I’ve been writing bits and bobs here and there, but I’ve decided to try something different. I’ll start publishing writing pieces, guides, and other content here on my own site. In the past, I’ve generally written through LinkedIn or similar platforms, but doing it this way feels different. It won’t be only another creative outlet but a different experience to understand.
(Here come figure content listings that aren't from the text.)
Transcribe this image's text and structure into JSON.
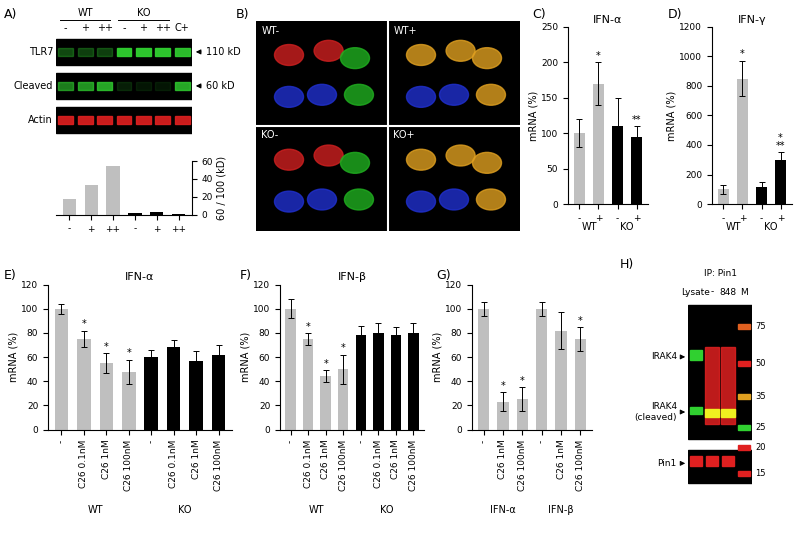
{
  "blot_A": {
    "panel": "A)",
    "groups": [
      "WT",
      "KO"
    ],
    "lanes": [
      "-",
      "+",
      "++",
      "-",
      "+",
      "++",
      "C+"
    ],
    "rows": [
      "TLR7",
      "Cleaved",
      "Actin"
    ],
    "size_markers": [
      "110 kD",
      "60 kD"
    ]
  },
  "micrograph_B": {
    "panel": "B)",
    "labels": [
      "WT-",
      "WT+",
      "KO-",
      "KO+"
    ]
  },
  "blot_H": {
    "panel": "H)",
    "lanes": [
      "Lysate",
      "-",
      "848",
      "M"
    ],
    "ip_label": "IP: Pin1",
    "bands": [
      "IRAK4",
      "IRAK4\n(cleaved)",
      "Pin1"
    ],
    "markers": [
      75,
      50,
      35,
      25,
      20,
      15
    ]
  },
  "chart_data": [
    {
      "type": "bar",
      "categories": [
        "-",
        "+",
        "++",
        "-",
        "+",
        "++"
      ],
      "values": [
        18,
        33,
        55,
        2,
        3,
        1
      ],
      "colors": [
        "#bfbfbf",
        "#bfbfbf",
        "#bfbfbf",
        "#000000",
        "#000000",
        "#000000"
      ],
      "ylim": [
        0,
        60
      ],
      "yticks": [
        0,
        20,
        40,
        60
      ],
      "y_label": "60 / 100 (kD)"
    },
    {
      "type": "bar",
      "panel": "C)",
      "title": "IFN-α",
      "y_label": "mRNA (%)",
      "categories": [
        "-",
        "+",
        "-",
        "+"
      ],
      "groups": [
        "WT",
        "KO"
      ],
      "values": [
        100,
        170,
        110,
        95
      ],
      "errors": [
        20,
        30,
        40,
        15
      ],
      "annotations": [
        null,
        "*",
        null,
        "**"
      ],
      "colors": [
        "#bfbfbf",
        "#bfbfbf",
        "#000000",
        "#000000"
      ],
      "ylim": [
        0,
        250
      ],
      "yticks": [
        0,
        50,
        100,
        150,
        200,
        250
      ]
    },
    {
      "type": "bar",
      "panel": "D)",
      "title": "IFN-γ",
      "y_label": "mRNA (%)",
      "categories": [
        "-",
        "+",
        "-",
        "+"
      ],
      "groups": [
        "WT",
        "KO"
      ],
      "values": [
        100,
        850,
        115,
        300
      ],
      "errors": [
        30,
        120,
        35,
        50
      ],
      "annotations": [
        null,
        "*",
        null,
        "*\n**"
      ],
      "colors": [
        "#bfbfbf",
        "#bfbfbf",
        "#000000",
        "#000000"
      ],
      "ylim": [
        0,
        1200
      ],
      "yticks": [
        0,
        200,
        400,
        600,
        800,
        1000,
        1200
      ]
    },
    {
      "type": "bar",
      "panel": "E)",
      "title": "IFN-α",
      "y_label": "mRNA (%)",
      "categories": [
        "-",
        "C26 0.1nM",
        "C26 1nM",
        "C26 100nM",
        "-",
        "C26 0.1nM",
        "C26 1nM",
        "C26 100nM"
      ],
      "groups": [
        "WT",
        "KO"
      ],
      "values": [
        100,
        75,
        55,
        48,
        60,
        68,
        57,
        62
      ],
      "errors": [
        4,
        7,
        8,
        10,
        6,
        6,
        8,
        8
      ],
      "annotations": [
        null,
        "*",
        "*",
        "*",
        null,
        null,
        null,
        null
      ],
      "colors": [
        "#bfbfbf",
        "#bfbfbf",
        "#bfbfbf",
        "#bfbfbf",
        "#000000",
        "#000000",
        "#000000",
        "#000000"
      ],
      "ylim": [
        0,
        120
      ],
      "yticks": [
        0,
        20,
        40,
        60,
        80,
        100,
        120
      ]
    },
    {
      "type": "bar",
      "panel": "F)",
      "title": "IFN-β",
      "y_label": "mRNA (%)",
      "categories": [
        "-",
        "C26 0.1nM",
        "C26 1nM",
        "C26 100nM",
        "-",
        "C26 0.1nM",
        "C26 1nM",
        "C26 100nM"
      ],
      "groups": [
        "WT",
        "KO"
      ],
      "values": [
        100,
        75,
        44,
        50,
        78,
        80,
        78,
        80
      ],
      "errors": [
        8,
        5,
        5,
        12,
        8,
        8,
        7,
        8
      ],
      "annotations": [
        null,
        "*",
        "*",
        "*",
        null,
        null,
        null,
        null
      ],
      "colors": [
        "#bfbfbf",
        "#bfbfbf",
        "#bfbfbf",
        "#bfbfbf",
        "#000000",
        "#000000",
        "#000000",
        "#000000"
      ],
      "ylim": [
        0,
        120
      ],
      "yticks": [
        0,
        20,
        40,
        60,
        80,
        100,
        120
      ]
    },
    {
      "type": "bar",
      "panel": "G)",
      "y_label": "mRNA (%)",
      "categories": [
        "-",
        "C26 1nM",
        "C26 100nM",
        "-",
        "C26 1nM",
        "C26 100nM"
      ],
      "groups": [
        "IFN-α",
        "IFN-β"
      ],
      "values": [
        100,
        23,
        25,
        100,
        82,
        75
      ],
      "errors": [
        6,
        8,
        10,
        6,
        15,
        10
      ],
      "annotations": [
        null,
        "*",
        "*",
        null,
        null,
        "*"
      ],
      "colors": [
        "#bfbfbf",
        "#bfbfbf",
        "#bfbfbf",
        "#bfbfbf",
        "#bfbfbf",
        "#bfbfbf"
      ],
      "ylim": [
        0,
        120
      ],
      "yticks": [
        0,
        20,
        40,
        60,
        80,
        100,
        120
      ]
    }
  ]
}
I’ve always exploited or completed engagements where targets were web applications, but I haven’t necessarily maintained one myself. This will provide perspective from the build side and give me an inch-deep understanding of the development lifecycle for web-hosted applications. Even if my site contains only static pages and images, I believe it will provide valuable insight into the process.

Key Outcomes and Concepts

I’ve decided to note some key outcomes and concepts I hope to understand better as I journey through this.

Live Telemetry

A big one I’m excited about is generating raw telemetry to ingest into a data aggregator, or even visualizing it through Cloudflare’s free analysis tools for site engagement. It’ll provide insight into bot traffic, crawlers, scanners, and more. I’ll probably enable some “safe” level of scraping and scanning just to see what it looks like, if there is such a thing as a safe level. But hey, that’s part of the learning experience.

Cloudflare CDN and Services

Cloudflare is a service I’m highly impressed with, and I feel I’ve barely scratched the surface. The company offers so many accessible features, scaling from individual developers to full enterprise solutions. I’m excited to explore what they offer and how I can leverage their tools.

Continuous Integration and Continuous Development/Delivery

I’ve been learning a lot about CI/CD over the past six months. Primarily Git, Infrastructure as Code (Terraform), and the Software Development Lifecycle. Using this site as a continuous platform for delivering content and features, I plan to apply this knowledge to benefit my career as a security engineer. Developing detections as code and managing the configuration and deployment of security solutions via infrastructure as code will directly benefit from managing this site.

So long for now

I don’t know how often I’ll write, but I’m aiming for something like once every 2-4 weeks. I’d rather deliver something genuinely interesting once a month than churn out slop once a week. There’s enough of that on the internet already.